Loud and Quiet
- Issue 84, 18 March 2018
- Editor: Stuart Stubbs
- Categories: Music
- Frequency: Bi-monthly
- Publisher: Loud and Quiet
- Total circulation: 32,000 (2012)
- Founder: Stuart Stubbs
- Founded: 2005
- First issue: January 2005
- Country: England, United Kingdom
- Based in: London
- Language: English
- Website: loudandquiet.com
- ISSN: 2049-9892

= Loud and Quiet =

British music magazine

Loud and Quiet is a British bi-monthly music magazine that focuses on new music from underground indie, alternative, electronic and hip hop artists.

==History and profile==
The magazine was founded in January 2005 by Stuart Stubbs as a home-printed fanzine in Southend-on-Sea, Essex.
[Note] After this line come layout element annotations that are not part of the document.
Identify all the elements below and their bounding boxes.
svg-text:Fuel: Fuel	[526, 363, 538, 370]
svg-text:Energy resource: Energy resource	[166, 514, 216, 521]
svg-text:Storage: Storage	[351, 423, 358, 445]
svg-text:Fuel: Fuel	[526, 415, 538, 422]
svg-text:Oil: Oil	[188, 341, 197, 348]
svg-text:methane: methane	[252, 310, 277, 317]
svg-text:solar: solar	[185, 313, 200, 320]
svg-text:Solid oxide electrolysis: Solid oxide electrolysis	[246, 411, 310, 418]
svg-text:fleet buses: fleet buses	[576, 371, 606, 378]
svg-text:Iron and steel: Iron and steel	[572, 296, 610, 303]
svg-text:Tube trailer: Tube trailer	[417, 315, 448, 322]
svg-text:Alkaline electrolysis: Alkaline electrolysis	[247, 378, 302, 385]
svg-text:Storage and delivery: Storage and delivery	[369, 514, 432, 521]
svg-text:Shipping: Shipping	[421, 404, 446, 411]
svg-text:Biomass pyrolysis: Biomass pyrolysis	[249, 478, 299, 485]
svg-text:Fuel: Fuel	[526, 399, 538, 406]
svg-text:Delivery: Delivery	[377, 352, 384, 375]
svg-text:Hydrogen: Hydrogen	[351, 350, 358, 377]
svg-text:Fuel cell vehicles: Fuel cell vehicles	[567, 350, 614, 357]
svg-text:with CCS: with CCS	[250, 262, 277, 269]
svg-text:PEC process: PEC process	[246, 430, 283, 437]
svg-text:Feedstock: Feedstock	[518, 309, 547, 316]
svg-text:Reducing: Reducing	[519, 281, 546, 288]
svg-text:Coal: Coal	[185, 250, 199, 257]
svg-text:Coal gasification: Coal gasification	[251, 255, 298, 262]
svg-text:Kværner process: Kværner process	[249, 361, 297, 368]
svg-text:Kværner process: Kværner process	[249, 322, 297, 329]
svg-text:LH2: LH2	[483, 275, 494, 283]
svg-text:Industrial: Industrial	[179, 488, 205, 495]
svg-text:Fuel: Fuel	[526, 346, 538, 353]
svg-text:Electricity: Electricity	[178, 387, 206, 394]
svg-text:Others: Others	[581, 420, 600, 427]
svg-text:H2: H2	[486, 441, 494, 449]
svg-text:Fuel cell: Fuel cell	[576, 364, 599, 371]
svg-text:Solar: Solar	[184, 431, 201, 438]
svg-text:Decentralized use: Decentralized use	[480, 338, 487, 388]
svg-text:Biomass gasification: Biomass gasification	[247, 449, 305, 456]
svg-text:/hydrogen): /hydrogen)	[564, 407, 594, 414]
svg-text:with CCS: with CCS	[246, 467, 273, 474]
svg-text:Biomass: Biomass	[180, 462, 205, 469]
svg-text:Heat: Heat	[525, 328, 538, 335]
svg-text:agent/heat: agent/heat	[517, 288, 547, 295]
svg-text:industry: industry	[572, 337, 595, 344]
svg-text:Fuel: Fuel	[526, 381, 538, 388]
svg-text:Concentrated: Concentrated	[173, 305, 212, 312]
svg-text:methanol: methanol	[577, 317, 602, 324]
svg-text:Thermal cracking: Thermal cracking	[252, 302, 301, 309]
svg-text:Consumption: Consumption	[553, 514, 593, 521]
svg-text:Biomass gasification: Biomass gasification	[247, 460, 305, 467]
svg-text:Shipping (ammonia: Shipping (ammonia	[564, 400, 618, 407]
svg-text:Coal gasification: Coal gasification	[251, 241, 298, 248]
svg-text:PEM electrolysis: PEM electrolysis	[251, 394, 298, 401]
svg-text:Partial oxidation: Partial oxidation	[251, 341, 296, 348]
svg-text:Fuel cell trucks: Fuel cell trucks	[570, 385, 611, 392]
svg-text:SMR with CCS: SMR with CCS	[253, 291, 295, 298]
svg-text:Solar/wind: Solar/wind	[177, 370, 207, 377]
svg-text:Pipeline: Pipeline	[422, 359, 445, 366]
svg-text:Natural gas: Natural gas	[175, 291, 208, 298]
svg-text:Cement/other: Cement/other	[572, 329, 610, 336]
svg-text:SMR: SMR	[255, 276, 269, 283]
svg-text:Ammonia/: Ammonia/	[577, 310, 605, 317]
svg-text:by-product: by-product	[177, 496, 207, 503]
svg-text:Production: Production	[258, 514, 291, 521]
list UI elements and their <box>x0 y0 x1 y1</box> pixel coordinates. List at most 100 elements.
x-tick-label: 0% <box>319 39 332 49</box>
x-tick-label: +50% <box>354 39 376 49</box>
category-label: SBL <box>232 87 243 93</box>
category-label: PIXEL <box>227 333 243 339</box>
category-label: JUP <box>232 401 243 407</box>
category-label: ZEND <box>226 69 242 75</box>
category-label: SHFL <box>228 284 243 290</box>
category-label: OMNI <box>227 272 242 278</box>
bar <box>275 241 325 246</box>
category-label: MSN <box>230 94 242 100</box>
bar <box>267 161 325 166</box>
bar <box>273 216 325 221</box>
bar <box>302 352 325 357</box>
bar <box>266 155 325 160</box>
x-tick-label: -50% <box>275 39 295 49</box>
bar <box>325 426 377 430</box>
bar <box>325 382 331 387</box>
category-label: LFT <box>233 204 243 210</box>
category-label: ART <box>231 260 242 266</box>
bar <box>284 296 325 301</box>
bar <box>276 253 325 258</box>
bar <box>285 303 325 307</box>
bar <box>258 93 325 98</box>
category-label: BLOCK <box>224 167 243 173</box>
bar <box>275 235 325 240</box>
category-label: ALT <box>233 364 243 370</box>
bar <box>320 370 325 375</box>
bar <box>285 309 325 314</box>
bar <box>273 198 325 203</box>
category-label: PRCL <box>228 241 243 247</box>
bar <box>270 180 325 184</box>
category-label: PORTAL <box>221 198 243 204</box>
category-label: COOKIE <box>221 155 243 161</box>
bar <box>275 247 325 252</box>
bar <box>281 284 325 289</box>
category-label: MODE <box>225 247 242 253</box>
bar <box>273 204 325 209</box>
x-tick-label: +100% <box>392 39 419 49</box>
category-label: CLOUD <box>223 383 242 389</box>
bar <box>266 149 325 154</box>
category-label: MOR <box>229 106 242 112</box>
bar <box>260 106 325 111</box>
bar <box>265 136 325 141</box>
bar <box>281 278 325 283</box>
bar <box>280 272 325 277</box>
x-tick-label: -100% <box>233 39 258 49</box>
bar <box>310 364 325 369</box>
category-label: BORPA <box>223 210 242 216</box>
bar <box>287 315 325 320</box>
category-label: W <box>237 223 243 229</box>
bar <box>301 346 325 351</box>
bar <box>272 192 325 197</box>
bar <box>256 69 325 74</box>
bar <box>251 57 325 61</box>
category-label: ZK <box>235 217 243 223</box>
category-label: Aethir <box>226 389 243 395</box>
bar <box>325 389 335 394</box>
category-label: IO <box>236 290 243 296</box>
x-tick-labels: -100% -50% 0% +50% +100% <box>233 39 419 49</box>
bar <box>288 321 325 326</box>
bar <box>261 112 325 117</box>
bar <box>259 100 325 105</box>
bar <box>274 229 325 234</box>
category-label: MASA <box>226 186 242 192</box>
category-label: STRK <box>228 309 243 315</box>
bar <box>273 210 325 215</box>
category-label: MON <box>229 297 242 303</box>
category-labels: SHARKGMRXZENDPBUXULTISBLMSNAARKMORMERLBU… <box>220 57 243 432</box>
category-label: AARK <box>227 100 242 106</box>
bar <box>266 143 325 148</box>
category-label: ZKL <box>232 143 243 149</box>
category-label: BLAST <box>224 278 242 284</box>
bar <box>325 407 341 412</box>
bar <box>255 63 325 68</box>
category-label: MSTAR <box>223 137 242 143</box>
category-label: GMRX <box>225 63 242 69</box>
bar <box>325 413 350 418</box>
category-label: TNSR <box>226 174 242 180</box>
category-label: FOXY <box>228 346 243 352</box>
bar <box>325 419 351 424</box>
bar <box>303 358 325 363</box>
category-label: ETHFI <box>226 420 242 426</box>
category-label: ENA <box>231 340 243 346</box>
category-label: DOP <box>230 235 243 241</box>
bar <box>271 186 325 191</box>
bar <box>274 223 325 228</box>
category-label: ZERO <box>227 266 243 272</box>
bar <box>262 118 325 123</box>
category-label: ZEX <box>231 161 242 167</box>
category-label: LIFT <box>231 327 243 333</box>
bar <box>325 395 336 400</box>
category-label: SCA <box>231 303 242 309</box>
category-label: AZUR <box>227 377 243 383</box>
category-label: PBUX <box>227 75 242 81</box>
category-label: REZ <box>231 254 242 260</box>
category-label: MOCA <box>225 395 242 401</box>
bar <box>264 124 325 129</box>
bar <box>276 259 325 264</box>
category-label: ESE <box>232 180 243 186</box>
It relocated to London in 2006.

Issue 01 of Loud and Quiet featured Pete Doherty on its cover. Only 150 copies were published in a home-made fanzine style and distributed through independent record shops and clothes shops in London, England.

Loud and Quiet printed two A4 issues in 2008 before being relaunched as a newspaper to cut growing print costs in 2009.

In March 2016 Loud and Quiet started distributing in New York City.

The same year, the magazine launched the music interview podcast Midnight Chats.

In March 2018 Loud and Quiet relaunched its magazine with a new format and design.

Following the 2020 COVID-19 pandemic, the magazine launched a subscription model in April 2020, and announced that it would remain in print as a bi-monthly title.

== Loud and Quiet Recordings ==
To celebrate 5 years of Loud and Quiet, a small record label arm of the company was created in 2010 for the release of I AM V, a compilation featuring selected bands from past issues of the magazine. These included Health, Metronomy, Gold Panda and Telepathe.

In October 2011, Loud and Quiet Recordings released "Bloodflood / Tessellate", the début single by Alt-J (∆) who were later nominated for and won Mercury Prize in 2012.

==Loud and Quiet shows==
Throughout 2008/2009 Loud and Quiet co-hosted live events with London indie label Dirty Bingo, promoting shows for The xx, Micachu and Factory Floor. In October 2009 the two projects together hosted the debut UK tour for San Diego band Crocodiles.

In the following years, Loud and Quiet hosted the second stage at Offset Festival, a two-day DIY festival in Hainault, Essex.